Durch den ersehnten Temperaturanstieg wandeln sich auch die Gefühle. Weg von den Frühlings- hin zu Sommergefühlen. Der Asphaltboden wird heiß, die Pediküre hat Hochsaison. Die Prater allee ist wie immer zu schnell abgeblüht und brütet bösartig stachelige Früchte aus, die im Herbst kleinen Kindern und großen Hunden auf die Köpfe stürzen werden. Die Kinder bekommen dann Fahrradhelme, die Hunde nicht. Die schönsten Bikinis sind plötzlich nur noch in Größe 34/36 zu haben.

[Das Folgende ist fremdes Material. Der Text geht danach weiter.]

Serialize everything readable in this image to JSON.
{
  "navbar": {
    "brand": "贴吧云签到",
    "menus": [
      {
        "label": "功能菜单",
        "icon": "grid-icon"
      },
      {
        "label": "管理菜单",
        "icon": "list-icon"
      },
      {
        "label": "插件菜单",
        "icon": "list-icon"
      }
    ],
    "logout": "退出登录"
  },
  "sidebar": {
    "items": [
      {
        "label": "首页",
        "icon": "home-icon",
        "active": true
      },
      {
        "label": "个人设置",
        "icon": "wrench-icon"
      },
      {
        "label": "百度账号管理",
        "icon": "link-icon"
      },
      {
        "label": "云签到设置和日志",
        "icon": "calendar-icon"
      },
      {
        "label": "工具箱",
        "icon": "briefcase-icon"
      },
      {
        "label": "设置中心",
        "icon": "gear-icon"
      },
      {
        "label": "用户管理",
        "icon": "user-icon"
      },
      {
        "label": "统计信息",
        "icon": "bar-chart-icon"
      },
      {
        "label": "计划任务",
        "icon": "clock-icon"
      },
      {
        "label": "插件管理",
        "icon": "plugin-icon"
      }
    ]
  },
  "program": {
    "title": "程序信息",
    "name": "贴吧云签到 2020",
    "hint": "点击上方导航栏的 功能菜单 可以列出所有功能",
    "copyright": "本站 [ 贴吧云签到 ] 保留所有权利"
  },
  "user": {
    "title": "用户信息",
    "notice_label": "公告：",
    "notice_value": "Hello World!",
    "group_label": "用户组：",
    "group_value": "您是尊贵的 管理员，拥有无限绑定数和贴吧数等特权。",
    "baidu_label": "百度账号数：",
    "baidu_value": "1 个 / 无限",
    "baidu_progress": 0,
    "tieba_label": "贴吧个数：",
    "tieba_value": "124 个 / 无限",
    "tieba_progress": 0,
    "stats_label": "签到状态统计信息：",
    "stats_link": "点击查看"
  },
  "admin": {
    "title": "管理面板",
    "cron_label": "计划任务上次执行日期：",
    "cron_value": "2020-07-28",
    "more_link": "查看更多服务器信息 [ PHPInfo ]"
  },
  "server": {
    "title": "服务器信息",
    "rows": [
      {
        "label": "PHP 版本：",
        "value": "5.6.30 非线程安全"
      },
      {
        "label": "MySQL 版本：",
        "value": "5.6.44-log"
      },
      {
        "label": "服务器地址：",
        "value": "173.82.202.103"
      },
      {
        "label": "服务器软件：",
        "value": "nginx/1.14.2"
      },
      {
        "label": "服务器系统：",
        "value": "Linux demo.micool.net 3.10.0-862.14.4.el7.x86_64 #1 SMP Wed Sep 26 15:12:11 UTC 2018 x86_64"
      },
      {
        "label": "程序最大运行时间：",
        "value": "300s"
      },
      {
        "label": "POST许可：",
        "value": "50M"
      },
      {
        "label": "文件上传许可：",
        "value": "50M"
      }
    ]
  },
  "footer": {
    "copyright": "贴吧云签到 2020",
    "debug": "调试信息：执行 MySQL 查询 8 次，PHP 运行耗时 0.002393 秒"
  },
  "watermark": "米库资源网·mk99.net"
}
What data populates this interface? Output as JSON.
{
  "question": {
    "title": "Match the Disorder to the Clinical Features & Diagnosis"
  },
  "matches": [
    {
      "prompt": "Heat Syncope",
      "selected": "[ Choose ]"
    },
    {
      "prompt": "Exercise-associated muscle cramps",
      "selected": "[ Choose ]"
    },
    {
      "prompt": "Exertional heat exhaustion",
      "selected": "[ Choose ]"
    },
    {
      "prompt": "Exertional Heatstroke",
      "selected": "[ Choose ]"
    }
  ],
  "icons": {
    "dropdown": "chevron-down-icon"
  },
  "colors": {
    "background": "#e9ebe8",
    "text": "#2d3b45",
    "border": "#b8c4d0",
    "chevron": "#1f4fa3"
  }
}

Die Hand gleitet übers Bein, die Fingerspitzen ertasten wiedergängerische Borsten. Wenn wir ehrlich sind, nicht nur dort. Wenn man sich richtig die Blöße geben will, ohne sich Blöße zu geben, setzt man auf manierliche Enthaarung. Spätestens ab Jg. 1985 beiderlei Geschlechts. Auch wenn man die Jolesch zitiert bis zum Umfallen: Der junge Mann enthaart sich gnadenlos. Dafür gibt es für Quereinsteiger u. a. Enthaarungscremen, Wachsorgien, die elegant-simple Rasur.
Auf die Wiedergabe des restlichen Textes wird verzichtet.